Superblocks from one plane, 4x4 pixels. 32x32.
macroplane cuts across all three planes. 16x16.
INTRA frames, no motion compensation, key frames, golden frames, can decode by itself.
INTER frames, uses motion compensation, reduces bandwidth. Need previous frame + INTRA frame to decode. In order to decode previous frame, need the previous frame before that, etc.
INTRA frames, aid seeking to particular point.
Scene changes are typically INTRA frames.
Motion compensation
diff = frame - previous frame
Coding
not coding or skipping a block is very efficient
- frame data is copied directly from previous frame
- RLE - run length encoding
- VLC - variable length codes
Three phase process
- partition superlocks into “partially coded” and “the rest”
- partition “the rest” of the superblocks into “fully coded” and “not coded”
- partition the blocks ???
For block flags, the longest run is length 30.
Motion search
Identify the best motion vector. How good a match vs how good the signal. Rate distortion optimisation.
How do you measure distortion.
- Sum of absolute differences. sum(x[i] - y[i])
- Only on the Luma plane, Chroma ignored.
Half pixel resolution.
Find best 4 pixel value, then refine to half pixel resolution. Linear interpolation for backward compatibility, even though the half way point is where you get the most aliasing.
Not interpolation quality that matters, it is the ability to remove noise that matters.
Macro block modes
Which mode should be used?
Ideal would be to transform and quantise the frame, and compare. This is not practical.
Instead, estimate what the error will be.
Each macro block gets 0-4 MV (Motion Vectors).
Coded with a fixed VLC code
DCT Transform
MC (Motion compensation) removed temporal correlation.
DCT removed spatial correlation from the residual.
8x8 block
- DC block - average pixels in block
- others are AC
Y = G.X.G^T
No function that looks like a hard edge.
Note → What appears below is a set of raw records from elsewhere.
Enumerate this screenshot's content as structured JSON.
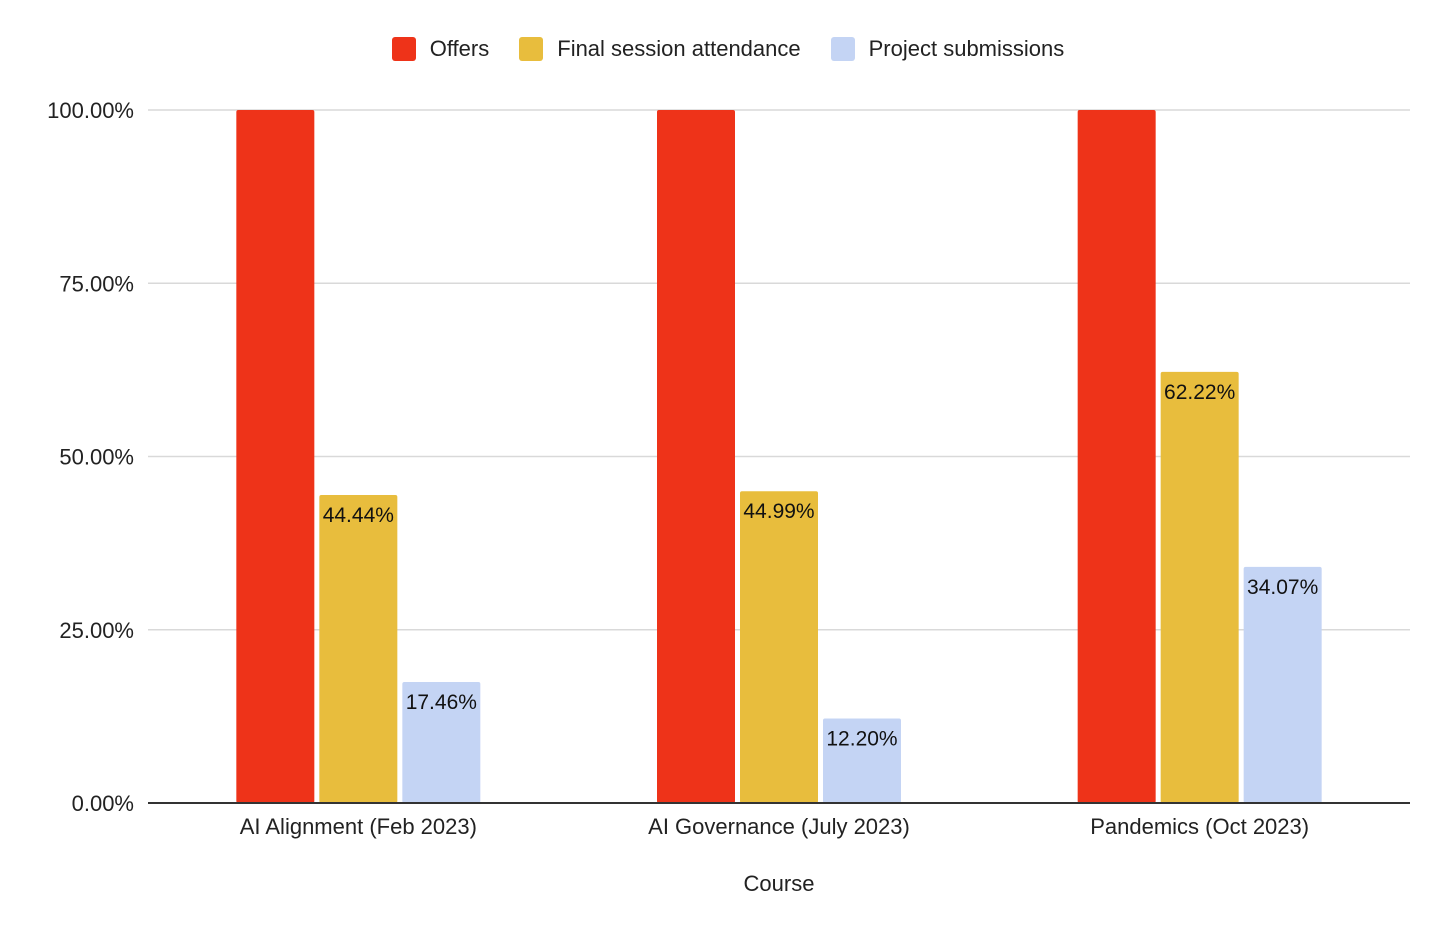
{
  "chart_data": {
    "type": "bar",
    "title": "",
    "xlabel": "Course",
    "ylabel": "",
    "ylim": [
      0,
      100
    ],
    "yticks": [
      "0.00%",
      "25.00%",
      "50.00%",
      "75.00%",
      "100.00%"
    ],
    "ytick_values": [
      0,
      25,
      50,
      75,
      100
    ],
    "categories": [
      "AI Alignment (Feb 2023)",
      "AI Governance (July 2023)",
      "Pandemics (Oct 2023)"
    ],
    "series": [
      {
        "name": "Offers",
        "color": "#EE3319",
        "values": [
          100,
          100,
          100
        ],
        "labels": [
          "",
          "",
          ""
        ]
      },
      {
        "name": "Final session attendance",
        "color": "#E8BD3D",
        "values": [
          44.44,
          44.99,
          62.22
        ],
        "labels": [
          "44.44%",
          "44.99%",
          "62.22%"
        ]
      },
      {
        "name": "Project submissions",
        "color": "#C4D4F4",
        "values": [
          17.46,
          12.2,
          34.07
        ],
        "labels": [
          "17.46%",
          "12.20%",
          "34.07%"
        ]
      }
    ],
    "legend_position": "top",
    "grid": true
  }
}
Hard edge, next to smooth edge, will not encode with optimal results.
DCT closely related to the Fourier transform.
1-D: 16 multiples, 26 additions. 2-D: 256 multiples, 416 additions.
Quantisation
Contrast perception varies according to spatial frequency.
This is the only lossy step in the entire process.
H263 - constant coefficient.
MPEG4 - allow you to switch between extremes.
Theora allows interpolation between the extremes.
DC coefficients look like 1/8th resolution coy of the original image.